Library at Gustavus (Part 5 of 10) Posted on January 17th, 2022 by

OLD MAIN (1897-1920)

In celebration of 50 years in the current library building (known as the Folke Bernadotte Memorial Library), we’ll be spending the year looking at the history of the library at Gustavus.

In 1897 the library moved back into Old Main, housed on the second floor.  Branch libraries continued to exist in both the School of Commerce and the School of Music.  Professor J.A. Youngquist, librarian from 1898-1907, continued work on the subject catalog, and in 1901 requested, and received, remuneration for his work as librarian.  Hulda Mallgren served as acting librarian from 1907-09.  Conrad Peterson took over in 1909, and undertook the task of creating a card catalog.  When Peterson left in 1913, his assistant librarian Edith Knock became the librarian as well as teaching in English and mathematics.  She worked to place old periodicals into bound volumes in an effort to make them more accessible to students.

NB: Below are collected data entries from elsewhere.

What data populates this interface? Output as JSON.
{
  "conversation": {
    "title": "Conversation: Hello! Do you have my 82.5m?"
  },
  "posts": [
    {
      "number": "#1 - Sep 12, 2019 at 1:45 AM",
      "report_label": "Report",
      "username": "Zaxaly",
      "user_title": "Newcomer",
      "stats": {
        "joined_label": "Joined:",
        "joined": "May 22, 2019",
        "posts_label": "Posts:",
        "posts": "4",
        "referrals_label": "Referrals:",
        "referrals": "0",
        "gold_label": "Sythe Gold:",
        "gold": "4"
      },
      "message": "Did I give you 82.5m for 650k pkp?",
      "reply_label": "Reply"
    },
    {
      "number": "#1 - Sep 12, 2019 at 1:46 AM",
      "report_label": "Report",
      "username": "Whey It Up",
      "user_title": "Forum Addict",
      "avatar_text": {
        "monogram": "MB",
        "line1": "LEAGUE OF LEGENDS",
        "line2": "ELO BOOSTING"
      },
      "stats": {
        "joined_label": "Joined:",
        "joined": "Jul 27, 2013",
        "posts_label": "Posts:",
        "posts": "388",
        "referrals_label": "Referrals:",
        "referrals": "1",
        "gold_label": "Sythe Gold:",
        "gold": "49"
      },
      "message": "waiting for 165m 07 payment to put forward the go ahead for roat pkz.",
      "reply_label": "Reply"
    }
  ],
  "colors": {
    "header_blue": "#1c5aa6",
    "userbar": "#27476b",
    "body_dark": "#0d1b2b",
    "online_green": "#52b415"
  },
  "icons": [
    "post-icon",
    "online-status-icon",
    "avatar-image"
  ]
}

In 1902, a finding list of books was created for literature, history, and political science.  Books were listed in alphabetical order by author under each division and subdivision.

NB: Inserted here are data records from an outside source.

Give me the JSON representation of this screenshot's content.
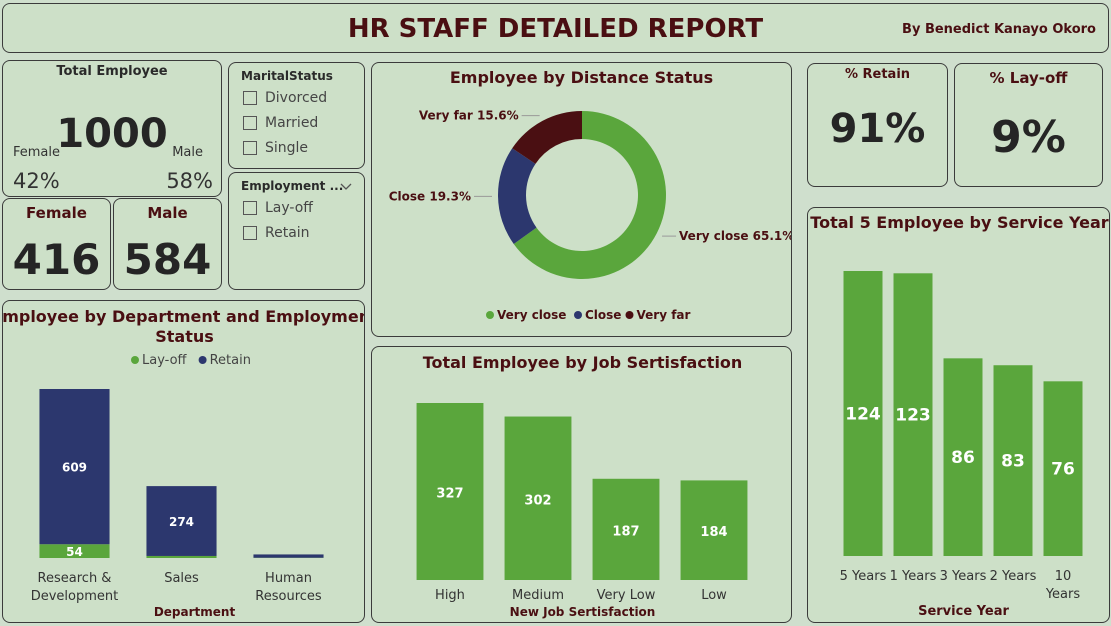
{
  "header": {
    "title": "HR STAFF DETAILED REPORT",
    "author": "By Benedict Kanayo Okoro"
  },
  "total_card": {
    "title": "Total Employee",
    "value": "1000",
    "female_label": "Female",
    "female_pct": "42%",
    "male_label": "Male",
    "male_pct": "58%"
  },
  "female_card": {
    "label": "Female",
    "value": "416"
  },
  "male_card": {
    "label": "Male",
    "value": "584"
  },
  "marital_slicer": {
    "title": "MaritalStatus",
    "options": [
      "Divorced",
      "Married",
      "Single"
    ]
  },
  "employment_slicer": {
    "title": "Employment ...",
    "options": [
      "Lay-off",
      "Retain"
    ]
  },
  "retain_card": {
    "label": "% Retain",
    "value": "91%"
  },
  "layoff_card": {
    "label": "% Lay-off",
    "value": "9%"
  },
  "colors": {
    "green": "#5aa63c",
    "navy": "#2c376e",
    "maroon": "#4a0f12"
  },
  "chart_data": [
    {
      "id": "distance",
      "type": "pie",
      "title": "Employee by Distance Status",
      "categories": [
        "Very close",
        "Close",
        "Very far"
      ],
      "values": [
        65.1,
        19.3,
        15.6
      ],
      "data_labels": [
        "Very close 65.1%",
        "Close 19.3%",
        "Very far 15.6%"
      ],
      "colors": [
        "#5aa63c",
        "#2c376e",
        "#4a0f12"
      ],
      "legend": "bottom"
    },
    {
      "id": "department",
      "type": "bar",
      "title": "Employee by Department and Employment Status",
      "xlabel": "Department",
      "categories": [
        "Research & Development",
        "Sales",
        "Human Resources"
      ],
      "category_lines": [
        [
          "Research &",
          "Development"
        ],
        [
          "Sales"
        ],
        [
          "Human",
          "Resources"
        ]
      ],
      "series": [
        {
          "name": "Lay-off",
          "values": [
            54,
            8,
            1
          ],
          "labels": [
            "54",
            "",
            ""
          ],
          "color": "#5aa63c"
        },
        {
          "name": "Retain",
          "values": [
            609,
            274,
            13
          ],
          "labels": [
            "609",
            "274",
            ""
          ],
          "color": "#2c376e"
        }
      ],
      "stacked": true,
      "legend": "top"
    },
    {
      "id": "satisfaction",
      "type": "bar",
      "title": "Total Employee by Job Sertisfaction",
      "xlabel": "New Job Sertisfaction",
      "categories": [
        "High",
        "Medium",
        "Very Low",
        "Low"
      ],
      "values": [
        327,
        302,
        187,
        184
      ],
      "color": "#5aa63c"
    },
    {
      "id": "service",
      "type": "bar",
      "title": "Total 5 Employee by Service Year",
      "xlabel": "Service Year",
      "categories": [
        "5 Years",
        "1 Years",
        "3 Years",
        "2 Years",
        "10 Years"
      ],
      "category_lines": [
        [
          "5 Years"
        ],
        [
          "1 Years"
        ],
        [
          "3 Years"
        ],
        [
          "2 Years"
        ],
        [
          "10",
          "Years"
        ]
      ],
      "values": [
        124,
        123,
        86,
        83,
        76
      ],
      "color": "#5aa63c"
    }
  ]
}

An accession book was kept to track new books added to the collection, and you can view the accession book in the College Archives.  Each new book was assigned an accession number and originally written by hand, and later typed into the accession book.  Before the finding list and subject catalog were created, the accession list provided the only information on the collection.

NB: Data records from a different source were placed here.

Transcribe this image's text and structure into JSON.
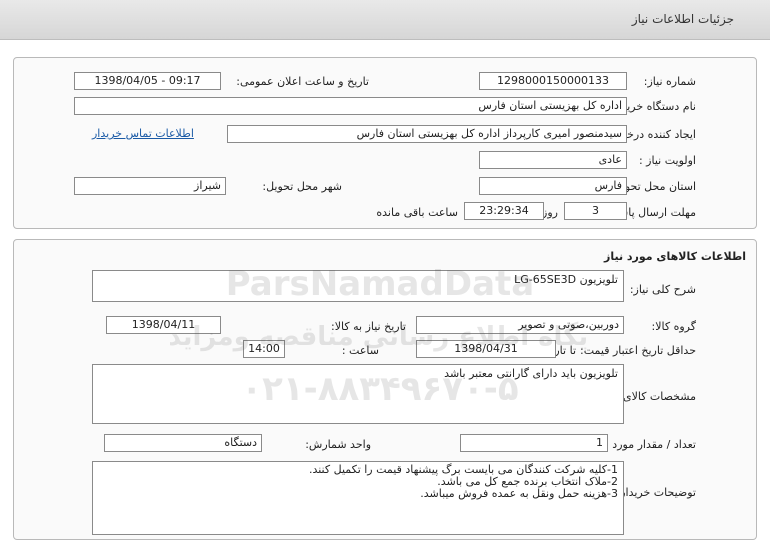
{
  "header": {
    "title": "جزئیات اطلاعات نیاز"
  },
  "need_info": {
    "need_number_label": "شماره نیاز:",
    "need_number": "1298000150000133",
    "announce_label": "تاریخ و ساعت اعلان عمومی:",
    "announce_value": "1398/04/05 - 09:17",
    "buyer_label": "نام دستگاه خریدار:",
    "buyer_value": "اداره کل بهزیستی استان فارس",
    "creator_label": "ایجاد کننده درخواست:",
    "creator_value": "سیدمنصور امیری کارپرداز اداره کل بهزیستی استان فارس",
    "contact_link": "اطلاعات تماس خریدار",
    "priority_label": "اولویت نیاز :",
    "priority_value": "عادی",
    "province_label": "استان محل تحویل:",
    "province_value": "فارس",
    "city_label": "شهر محل تحویل:",
    "city_value": "شیراز",
    "deadline_label": "مهلت ارسال پاسخ:",
    "days_value": "3",
    "days_and": "روز و",
    "time_remaining": "23:29:34",
    "remaining_text": "ساعت باقی مانده"
  },
  "goods": {
    "section_title": "اطلاعات کالاهای مورد نیاز",
    "general_desc_label": "شرح کلی نیاز:",
    "general_desc_value": "تلویزیون LG-65SE3D",
    "group_label": "گروه کالا:",
    "group_value": "دوربین،صوتی و تصویر",
    "need_date_label": "تاریخ نیاز به کالا:",
    "need_date_value": "1398/04/11",
    "validity_label": "حداقل تاریخ اعتبار قیمت:",
    "until_date_label": "تا تاریخ :",
    "until_date_value": "1398/04/31",
    "hour_label": "ساعت :",
    "hour_value": "14:00",
    "spec_label": "مشخصات کالای مورد نیاز:",
    "spec_value": "تلویزیون باید دارای گارانتی معتبر باشد",
    "qty_label": "تعداد / مقدار مورد نیاز:",
    "qty_value": "1",
    "unit_label": "واحد شمارش:",
    "unit_value": "دستگاه",
    "buyer_notes_label": "توضیحات خریدار:",
    "buyer_notes": [
      "1-کلیه شرکت کنندگان می بایست برگ پیشنهاد قیمت را تکمیل کنند.",
      "2-ملاک انتخاب برنده جمع کل می باشد.",
      "3-هزینه حمل ونقل به عمده فروش میباشد."
    ]
  },
  "watermark": {
    "brand": "ParsNamadData",
    "line1": "پایگاه اطلاع رسانی مناقصه ومزایده",
    "line2": "۰۲۱-۸۸۳۴۹۶۷۰-۵"
  },
  "colors": {
    "header_bg": "#dcdcdc",
    "link": "#1a5aa6",
    "panel_border": "#b9b9b9"
  }
}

In 1913, the card catalog was finally completed.  Students could now look for books by author, title, and subject.  This eliminated the need for the subject catalog and finding list.  Early cards were individually typed, but were later ordered from a company.  Maintaining the card catalog was time-consuming as new cards had to be filed for all new materials that were acquired.

Victoria Johnston, hired in 1919, was the first professionally trained librarian employed by the college.  She received her library degree from the University of Iowa.  She had no teaching duties but was a housemother for one of the women’s dormitories.  All librarians hired after Johnston had library science degrees.